Les mathématiques ont une image très particulière auprès d’un public qui en garde un mauvais souvenir, mais respecte aveuglément ce qui est censé émaner d’elles. Il n’en faut pas plus pour que certains en profitent, en particulier dans le cercle du pouvoir. Des décisions aberrantes ont été prises, de l’Antiquité à nos jours, en s’appuyant sur une pseudo-utilisation de leurs résultats. Ajoutons que les journalistes, peu formés aux mathématiques, tombent facilement dans les pièges des manipulateurs. Les réseaux sociaux contribuent aussi aujourd’hui à faire circuler de fausses données ou de fausses conclusions.

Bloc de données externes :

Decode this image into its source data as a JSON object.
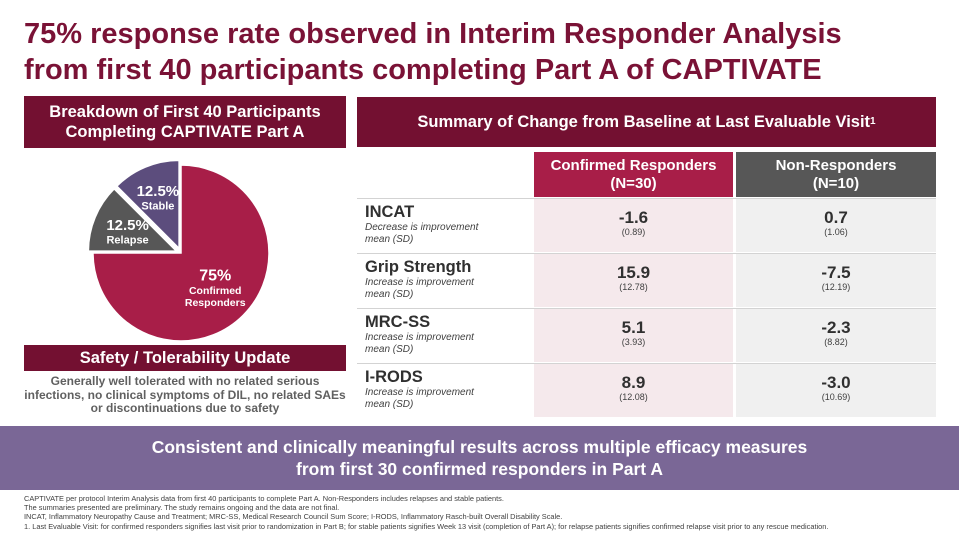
{
  "title": {
    "line1": "75% response rate observed in Interim Responder Analysis",
    "line2": "from first 40 participants completing Part A of CAPTIVATE"
  },
  "breakdown": {
    "header_line1": "Breakdown of First 40 Participants",
    "header_line2": "Completing CAPTIVATE Part A"
  },
  "safety": {
    "header": "Safety / Tolerability Update",
    "text": "Generally well tolerated with no related serious infections, no clinical symptoms of DIL, no related SAEs or discontinuations due to safety"
  },
  "summary": {
    "header": "Summary of Change from Baseline at Last Evaluable Visit",
    "header_sup": "1"
  },
  "colors": {
    "title": "#7a1236",
    "header_bg": "#731031",
    "confirmed": "#a81e48",
    "relapse": "#575757",
    "stable": "#5c4d7d",
    "banner": "#7a6796"
  },
  "chart_data": [
    {
      "type": "pie",
      "slices": [
        {
          "label_pct": "75%",
          "label_line1": "Confirmed",
          "label_line2": "Responders",
          "value": 75,
          "color": "#a81e48"
        },
        {
          "label_pct": "12.5%",
          "label_line1": "Relapse",
          "label_line2": "",
          "value": 12.5,
          "color": "#575757"
        },
        {
          "label_pct": "12.5%",
          "label_line1": "Stable",
          "label_line2": "",
          "value": 12.5,
          "color": "#5c4d7d"
        }
      ]
    },
    {
      "type": "table",
      "columns": [
        {
          "line1": "Confirmed Responders",
          "line2": "(N=30)"
        },
        {
          "line1": "Non-Responders",
          "line2": "(N=10)"
        }
      ],
      "rows": [
        {
          "metric": "INCAT",
          "desc1": "Decrease is improvement",
          "desc2": "mean (SD)",
          "responders_mean": "-1.6",
          "responders_sd": "(0.89)",
          "non_mean": "0.7",
          "non_sd": "(1.06)"
        },
        {
          "metric": "Grip Strength",
          "desc1": "Increase is improvement",
          "desc2": "mean (SD)",
          "responders_mean": "15.9",
          "responders_sd": "(12.78)",
          "non_mean": "-7.5",
          "non_sd": "(12.19)"
        },
        {
          "metric": "MRC-SS",
          "desc1": "Increase is improvement",
          "desc2": "mean (SD)",
          "responders_mean": "5.1",
          "responders_sd": "(3.93)",
          "non_mean": "-2.3",
          "non_sd": "(8.82)"
        },
        {
          "metric": "I-RODS",
          "desc1": "Increase is improvement",
          "desc2": "mean (SD)",
          "responders_mean": "8.9",
          "responders_sd": "(12.08)",
          "non_mean": "-3.0",
          "non_sd": "(10.69)"
        }
      ]
    }
  ],
  "banner": {
    "line1": "Consistent and clinically meaningful results across multiple efficacy measures",
    "line2": "from first 30 confirmed responders in Part A"
  },
  "footnotes": [
    "CAPTIVATE per protocol Interim Analysis data from first 40 participants to complete Part A. Non-Responders includes relapses and stable patients.",
    "The summaries presented are preliminary. The study remains ongoing and the data are not final.",
    "INCAT, Inflammatory Neuropathy Cause and Treatment; MRC-SS, Medical Research Council Sum Score; I-RODS, Inflammatory Rasch-built Overall Disability Scale.",
    "1. Last Evaluable Visit: for confirmed responders signifies last visit prior to randomization in Part B; for stable patients signifies Week 13 visit (completion of Part A); for relapse patients signifies confirmed relapse visit prior to any rescue medication."
  ]
}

C’est ce que développe ce livre, qui raconte le partenariat parfois malsain entre mathématiques et pouvoir, en commençant par un personnage qui alliait les deux spécialités, Pythagore.
Les principaux domaines utilisés à de mauvaises fins sont la théorie de la décision, la statistique et les modèles de prévision. Le livre en donne des exemples d’usage erroné dans le domaine de l’économie, insistant par exemple sur l’erreur du FMI préconisant des politiques d’austérité totalement contredites par l’observation. Pour ce qui est des prévisions démographiques, des biais peuvent entraîner des écarts colossaux avec la réalité. Et que penser des algorithmes qui vous cataloguent à partir de données extorquées depuis votre ordinateur ?

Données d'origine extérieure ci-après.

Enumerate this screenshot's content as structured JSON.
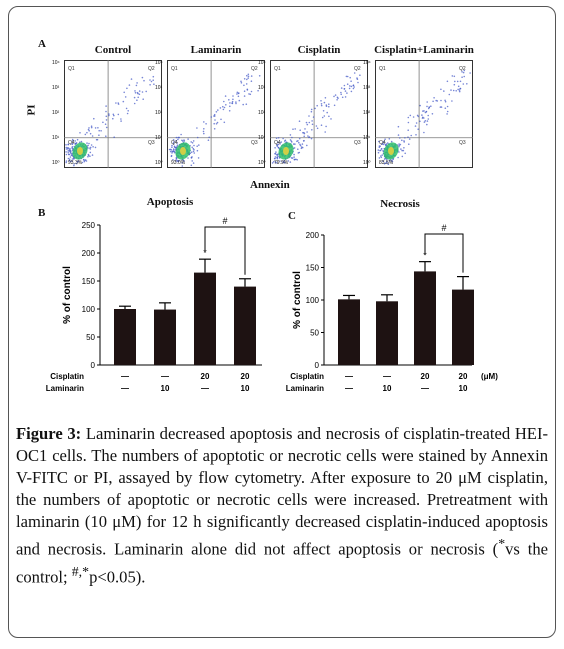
{
  "panel_a": {
    "label": "A",
    "titles": [
      "Control",
      "Laminarin",
      "Cisplatin",
      "Cisplatin+Laminarin"
    ],
    "ylabel": "PI",
    "xlabel": "Annexin",
    "quadrant_labels": [
      "Q1",
      "Q2",
      "Q3",
      "Q4"
    ],
    "percents": [
      "93.3%",
      "93.0%",
      "79.9%",
      "83.5%"
    ],
    "colors": {
      "dots": "#4a5ec8",
      "core": "#2fc06a",
      "hot": "#e0d040"
    }
  },
  "chart_data": [
    {
      "type": "bar",
      "panel": "B",
      "title": "Apoptosis",
      "ylabel": "% of control",
      "ylim": [
        0,
        250
      ],
      "yticks": [
        0,
        50,
        100,
        150,
        200,
        250
      ],
      "categories": [
        "Control",
        "Laminarin",
        "Cisplatin",
        "Cisplatin+Laminarin"
      ],
      "values": [
        100,
        99,
        165,
        140
      ],
      "errors": [
        5,
        12,
        24,
        14
      ],
      "markers": [
        "",
        "",
        "*",
        ""
      ],
      "bracket": {
        "from": 2,
        "to": 3,
        "label": "#"
      },
      "treatment_rows": [
        {
          "name": "Cisplatin",
          "values": [
            "—",
            "—",
            "20",
            "20"
          ]
        },
        {
          "name": "Laminarin",
          "values": [
            "—",
            "10",
            "—",
            "10"
          ]
        }
      ],
      "bar_color": "#1e1212"
    },
    {
      "type": "bar",
      "panel": "C",
      "title": "Necrosis",
      "ylabel": "% of control",
      "ylim": [
        0,
        200
      ],
      "yticks": [
        0,
        50,
        100,
        150,
        200
      ],
      "categories": [
        "Control",
        "Laminarin",
        "Cisplatin",
        "Cisplatin+Laminarin"
      ],
      "values": [
        101,
        98,
        144,
        116
      ],
      "errors": [
        6,
        10,
        15,
        20
      ],
      "markers": [
        "",
        "",
        "*",
        ""
      ],
      "bracket": {
        "from": 2,
        "to": 3,
        "label": "#"
      },
      "treatment_rows": [
        {
          "name": "Cisplatin",
          "values": [
            "—",
            "—",
            "20",
            "20"
          ]
        },
        {
          "name": "Laminarin",
          "values": [
            "—",
            "10",
            "—",
            "10"
          ]
        }
      ],
      "unit": "(μM)",
      "bar_color": "#1e1212"
    }
  ],
  "caption": {
    "label": "Figure 3:",
    "text": " Laminarin decreased apoptosis and necrosis of cisplatin-treated HEI-OC1 cells. The numbers of apoptotic or necrotic cells were stained by Annexin V-FITC or PI, assayed by flow cytometry. After exposure to 20 μM cisplatin, the numbers of apoptotic or necrotic cells were increased. Pretreatment with laminarin (10 μM) for 12 h significantly decreased cisplatin-induced apoptosis and necrosis. Laminarin alone did not affect apoptosis or necrosis (",
    "sup1": "*",
    "text2": "vs the control; ",
    "sup2": "#,*",
    "text3": "p<0.05)."
  }
}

Sont également évoqués les chiffres qui ne signifient rien, comme le chômage ou le seuil de pauvreté, à qui l’on peut tout faire dire selon l’objectif poursuivi. Et la majorité, c’est quoi ? La loi électorale peut tout changer. L’usage contestable des statistiques est encore évoqué en justice, en santé… Un juge peut-il s’appuyer sur des probabilités pour décider d’une sentence ? Quant à la santé, on l’a constaté avec la Covid, des statistiques biaisées peuvent entraîner des procédures contre-productives, sans compter le problème moral que peut soulever leur usage.
Le livre, passionnant, s’appuie sur l’histoire et sur des citations, dont les sources sont précisées. Tout au plus peut-on s’étonner d’affirmations extrêmes (sur Pythagore) ou contestables et sans rapport avec le sujet (sur Lewis Carroll).